La définition de notre politique familiale doit prendre en compte
trois exigences
.
Tout d'abord,
l'exigence des nouvelles aspirations des femmes.
Comme l'a
souligné le Président de la République :
" Aujourd'hui, 80 % des femmes en âge de travailler exercent un
métier. C'est une aspiration très profonde. Elle n'est pas
négociable. Ce n'est pas en éloignant les femmes du monde du
travail qu'on donnera un nouvel élan à la politique familiale.

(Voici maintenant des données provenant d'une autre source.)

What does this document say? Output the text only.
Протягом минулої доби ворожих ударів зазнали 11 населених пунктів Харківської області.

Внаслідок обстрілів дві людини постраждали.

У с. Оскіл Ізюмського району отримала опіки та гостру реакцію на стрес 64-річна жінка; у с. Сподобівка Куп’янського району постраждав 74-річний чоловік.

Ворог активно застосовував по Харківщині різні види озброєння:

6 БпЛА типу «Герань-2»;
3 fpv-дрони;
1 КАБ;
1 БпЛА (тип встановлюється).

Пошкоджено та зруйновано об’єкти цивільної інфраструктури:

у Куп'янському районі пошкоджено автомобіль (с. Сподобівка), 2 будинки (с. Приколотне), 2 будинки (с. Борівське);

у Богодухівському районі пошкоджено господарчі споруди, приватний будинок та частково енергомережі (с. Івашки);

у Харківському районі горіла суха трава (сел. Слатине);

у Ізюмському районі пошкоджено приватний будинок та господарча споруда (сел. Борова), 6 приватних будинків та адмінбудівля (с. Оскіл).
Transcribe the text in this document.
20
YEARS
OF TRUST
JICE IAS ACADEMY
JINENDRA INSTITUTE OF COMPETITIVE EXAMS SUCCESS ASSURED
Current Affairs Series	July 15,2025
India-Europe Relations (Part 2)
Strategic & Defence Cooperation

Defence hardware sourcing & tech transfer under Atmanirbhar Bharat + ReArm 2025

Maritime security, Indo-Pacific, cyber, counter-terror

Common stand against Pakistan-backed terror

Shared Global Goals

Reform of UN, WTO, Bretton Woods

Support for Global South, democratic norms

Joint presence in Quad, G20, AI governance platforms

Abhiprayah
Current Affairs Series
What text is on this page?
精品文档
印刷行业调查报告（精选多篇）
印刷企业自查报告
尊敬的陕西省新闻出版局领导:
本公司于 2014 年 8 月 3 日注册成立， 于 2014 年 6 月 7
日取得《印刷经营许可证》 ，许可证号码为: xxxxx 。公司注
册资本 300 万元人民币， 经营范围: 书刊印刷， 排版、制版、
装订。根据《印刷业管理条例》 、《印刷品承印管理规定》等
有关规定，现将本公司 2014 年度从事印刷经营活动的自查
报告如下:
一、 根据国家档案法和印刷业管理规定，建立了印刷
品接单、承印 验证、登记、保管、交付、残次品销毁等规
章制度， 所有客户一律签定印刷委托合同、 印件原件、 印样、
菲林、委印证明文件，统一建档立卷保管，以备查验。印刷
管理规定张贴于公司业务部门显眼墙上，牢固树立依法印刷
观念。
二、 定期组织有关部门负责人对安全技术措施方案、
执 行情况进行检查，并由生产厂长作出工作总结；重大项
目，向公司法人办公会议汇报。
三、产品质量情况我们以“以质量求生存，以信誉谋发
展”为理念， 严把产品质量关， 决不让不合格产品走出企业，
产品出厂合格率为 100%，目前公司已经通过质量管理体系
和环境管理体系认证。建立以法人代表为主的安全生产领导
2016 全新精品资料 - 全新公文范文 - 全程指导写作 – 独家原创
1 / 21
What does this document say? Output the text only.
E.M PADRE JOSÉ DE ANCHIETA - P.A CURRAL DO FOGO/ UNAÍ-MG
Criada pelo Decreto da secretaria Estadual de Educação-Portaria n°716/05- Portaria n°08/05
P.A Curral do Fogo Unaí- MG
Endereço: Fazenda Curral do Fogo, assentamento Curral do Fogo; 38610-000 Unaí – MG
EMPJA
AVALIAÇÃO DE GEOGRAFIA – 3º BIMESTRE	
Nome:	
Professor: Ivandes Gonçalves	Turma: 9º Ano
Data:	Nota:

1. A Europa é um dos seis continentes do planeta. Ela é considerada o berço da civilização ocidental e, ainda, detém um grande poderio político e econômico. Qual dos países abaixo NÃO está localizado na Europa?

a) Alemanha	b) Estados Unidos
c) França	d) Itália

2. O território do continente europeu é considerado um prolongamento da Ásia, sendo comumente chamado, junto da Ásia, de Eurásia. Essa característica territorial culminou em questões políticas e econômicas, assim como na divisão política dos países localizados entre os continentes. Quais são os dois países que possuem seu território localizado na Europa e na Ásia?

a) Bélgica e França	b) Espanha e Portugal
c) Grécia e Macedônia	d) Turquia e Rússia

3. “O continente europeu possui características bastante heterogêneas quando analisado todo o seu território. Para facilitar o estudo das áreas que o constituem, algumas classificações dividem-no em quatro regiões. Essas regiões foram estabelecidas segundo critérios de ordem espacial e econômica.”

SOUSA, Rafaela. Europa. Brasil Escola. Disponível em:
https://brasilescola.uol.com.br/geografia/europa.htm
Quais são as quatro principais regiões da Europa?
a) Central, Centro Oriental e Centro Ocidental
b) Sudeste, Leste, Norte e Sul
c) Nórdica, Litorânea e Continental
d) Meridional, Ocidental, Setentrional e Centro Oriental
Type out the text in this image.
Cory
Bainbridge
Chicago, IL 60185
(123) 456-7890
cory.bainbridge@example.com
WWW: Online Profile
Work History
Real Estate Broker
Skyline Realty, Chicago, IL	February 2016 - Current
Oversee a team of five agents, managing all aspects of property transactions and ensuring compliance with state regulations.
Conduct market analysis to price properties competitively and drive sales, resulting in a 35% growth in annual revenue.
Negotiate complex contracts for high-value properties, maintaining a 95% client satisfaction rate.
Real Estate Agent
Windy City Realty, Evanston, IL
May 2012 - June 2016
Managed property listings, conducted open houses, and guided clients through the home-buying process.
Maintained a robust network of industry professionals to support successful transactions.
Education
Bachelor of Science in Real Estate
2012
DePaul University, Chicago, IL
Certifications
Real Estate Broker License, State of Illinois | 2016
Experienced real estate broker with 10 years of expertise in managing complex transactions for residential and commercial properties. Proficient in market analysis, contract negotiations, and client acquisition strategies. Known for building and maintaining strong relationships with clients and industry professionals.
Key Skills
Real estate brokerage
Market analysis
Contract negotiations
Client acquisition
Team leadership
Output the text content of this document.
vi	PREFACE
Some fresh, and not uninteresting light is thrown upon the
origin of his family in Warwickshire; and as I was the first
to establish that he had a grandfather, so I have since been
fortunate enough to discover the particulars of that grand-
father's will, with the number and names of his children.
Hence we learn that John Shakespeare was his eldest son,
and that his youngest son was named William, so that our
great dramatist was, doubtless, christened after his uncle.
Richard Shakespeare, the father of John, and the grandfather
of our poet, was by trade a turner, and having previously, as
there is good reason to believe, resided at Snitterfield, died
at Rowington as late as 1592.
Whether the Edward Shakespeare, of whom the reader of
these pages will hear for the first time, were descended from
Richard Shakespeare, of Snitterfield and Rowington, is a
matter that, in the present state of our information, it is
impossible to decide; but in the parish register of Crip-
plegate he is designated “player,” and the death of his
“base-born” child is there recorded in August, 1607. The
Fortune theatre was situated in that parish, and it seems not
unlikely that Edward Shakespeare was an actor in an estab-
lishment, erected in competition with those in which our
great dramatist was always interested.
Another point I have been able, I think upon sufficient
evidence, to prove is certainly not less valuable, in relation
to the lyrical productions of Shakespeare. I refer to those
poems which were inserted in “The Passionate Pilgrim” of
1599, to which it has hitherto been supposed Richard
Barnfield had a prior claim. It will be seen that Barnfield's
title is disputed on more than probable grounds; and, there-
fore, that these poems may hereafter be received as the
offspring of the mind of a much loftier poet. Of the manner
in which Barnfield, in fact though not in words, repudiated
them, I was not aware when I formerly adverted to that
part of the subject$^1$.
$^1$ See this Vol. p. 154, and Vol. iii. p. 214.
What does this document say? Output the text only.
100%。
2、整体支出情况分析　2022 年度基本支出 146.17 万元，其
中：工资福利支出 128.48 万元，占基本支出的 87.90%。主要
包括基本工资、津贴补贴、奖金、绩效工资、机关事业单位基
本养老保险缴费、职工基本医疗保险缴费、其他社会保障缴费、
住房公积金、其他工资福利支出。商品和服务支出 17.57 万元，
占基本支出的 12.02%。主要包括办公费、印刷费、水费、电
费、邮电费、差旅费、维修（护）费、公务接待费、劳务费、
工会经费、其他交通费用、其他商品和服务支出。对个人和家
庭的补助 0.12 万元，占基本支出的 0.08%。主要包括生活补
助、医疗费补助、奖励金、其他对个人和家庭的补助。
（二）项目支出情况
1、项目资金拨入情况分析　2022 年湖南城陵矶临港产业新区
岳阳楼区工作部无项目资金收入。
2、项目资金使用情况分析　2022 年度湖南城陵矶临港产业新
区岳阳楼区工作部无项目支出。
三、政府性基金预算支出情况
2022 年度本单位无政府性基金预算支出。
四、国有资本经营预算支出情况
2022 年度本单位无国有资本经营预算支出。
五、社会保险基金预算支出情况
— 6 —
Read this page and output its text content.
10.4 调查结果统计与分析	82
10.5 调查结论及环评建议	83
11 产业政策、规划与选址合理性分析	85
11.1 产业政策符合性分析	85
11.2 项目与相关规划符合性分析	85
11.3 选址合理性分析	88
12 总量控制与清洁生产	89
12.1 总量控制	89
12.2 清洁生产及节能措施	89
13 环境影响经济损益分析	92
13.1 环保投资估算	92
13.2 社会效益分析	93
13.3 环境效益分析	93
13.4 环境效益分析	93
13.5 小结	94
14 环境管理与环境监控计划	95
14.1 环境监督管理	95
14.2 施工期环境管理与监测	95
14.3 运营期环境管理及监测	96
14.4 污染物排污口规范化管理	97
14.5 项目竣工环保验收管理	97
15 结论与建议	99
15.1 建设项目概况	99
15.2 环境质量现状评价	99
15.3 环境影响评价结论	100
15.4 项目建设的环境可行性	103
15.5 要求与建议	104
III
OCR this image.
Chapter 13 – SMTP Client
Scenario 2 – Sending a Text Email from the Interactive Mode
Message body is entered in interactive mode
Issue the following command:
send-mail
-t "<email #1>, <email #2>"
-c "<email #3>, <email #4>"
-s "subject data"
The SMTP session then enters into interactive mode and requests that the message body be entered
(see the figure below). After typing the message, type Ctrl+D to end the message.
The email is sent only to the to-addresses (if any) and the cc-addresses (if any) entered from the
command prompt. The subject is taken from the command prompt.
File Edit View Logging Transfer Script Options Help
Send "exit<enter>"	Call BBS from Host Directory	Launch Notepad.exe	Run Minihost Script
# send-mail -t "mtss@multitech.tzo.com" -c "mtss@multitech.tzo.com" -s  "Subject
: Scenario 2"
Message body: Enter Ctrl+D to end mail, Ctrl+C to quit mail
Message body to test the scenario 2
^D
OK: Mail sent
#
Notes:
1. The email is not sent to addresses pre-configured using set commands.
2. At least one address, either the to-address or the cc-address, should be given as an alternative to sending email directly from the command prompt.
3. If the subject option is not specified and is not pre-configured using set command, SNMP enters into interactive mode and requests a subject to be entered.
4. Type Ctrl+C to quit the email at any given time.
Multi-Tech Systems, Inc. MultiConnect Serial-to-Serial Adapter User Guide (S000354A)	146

C'est au contraire en leur offrant la possibilité de continuer à
exercer, si elles le souhaitent, une activité extérieure. Pour
cela, il faut mettre en place une souplesse accrue des emplois du temps et des
facilités de garde, notamment à domicile, qui permettent de mieux
concilier travail et enfants. "
Il s'agit de permettre à toutes les femmes qui le souhaitent de
concilier vie professionnelle et vie familiale. Il s'agit également de
réfléchir aux moyens de ne pas freiner, par une
législation dissuasive, les femmes qui ont le potentiel de " faire
carrière ", c'est-à-dire d'accepter les charges liées
à des fonctions d'encadrement ou de direction. La mixité
professionnelle est à ce prix.
Ensuite,
l'exigence démographique
. Notre pays n'assure pas
aujourd'hui le renouvellement des générations. C'est à
terme une menace grave pour l'équilibre de notre société,
pour son dynamisme et pour le financement des retraites. Paradoxalement, le
désir d'enfants des familles reste important : 2,2 enfants, un taux
supérieur à celui qui permettrait le renouvellement des
générations (2,1). Aider les familles à réaliser
leur désir d'avoir un deuxième ou un troisième enfant est
donc la tâche prioritaire à laquelle notre pays doit s'atteler.
Enfin,
l'exigence de l'éducation des enfants
. Sans des familles
en mesure d'exercer leurs responsabilités, on ne réglera aucun
des problèmes majeurs auxquels notre société est
confrontée. Il faut donc aider à l'accueil de l'enfant mais sans
négliger les problèmes que posent aujourd'hui les grands enfants,
qui rentrent de plus en plus tard dans la vie active.
Il est, à cet
égard, urgent de revaloriser le rôle des pères en les
incitant, par des mesures législatives favorables, à exercer
encore davantage leur fonction éducative au sein de la famille. Votre
rapporteur souhaite également que soit pleinement reconnu à cette
occasion le rôle essentiel que jouent très souvent les
grands-parents au sein de la famille.
Votre rapporteur juge impératif de réfléchir
parallèlement aux moyens de
simplifier le système des
prestations familiales
dont chacun s'accorde à reconnaître la
complexité.
Comme le constatent MM. Thélot et Villac dans leur rapport sur la
politique familiale,
" au fil du temps, les mesures, prestations,
transferts financiers exprimant la politique familiale se sont
multipliés et diversifiés, à un point tel que, dans
certains de ses aspects, le système devient difficile, voire impossible,
à lire et à comprendre ".
La complexité des droits gérés par les CAF est
indéniable. De fait, les CAF gèrent environ 25 prestations
légales qui représentent 15.000 règles de
droit ; elles prennent en compte 250 faits générateurs de
droit, elles utilisent 270 modèles de pièces justificatives et en
traitent 70 millions par an.
Les comparaisons, qu'il est possible de
faire dans le temps, concernant ces indicateurs, montrent que la
complexité a fortement crû.
La complexité de ce droit est fortement aggravée par son
instabilité, sa mouvance dans le temps. Ainsi depuis la création
de l'APL en 1977, il y a eu environ 150 textes qui en ont modifié le
régime initial et sur les dernières années, ce sont plus
de 100 modifications de règles qui sont intervenues par an.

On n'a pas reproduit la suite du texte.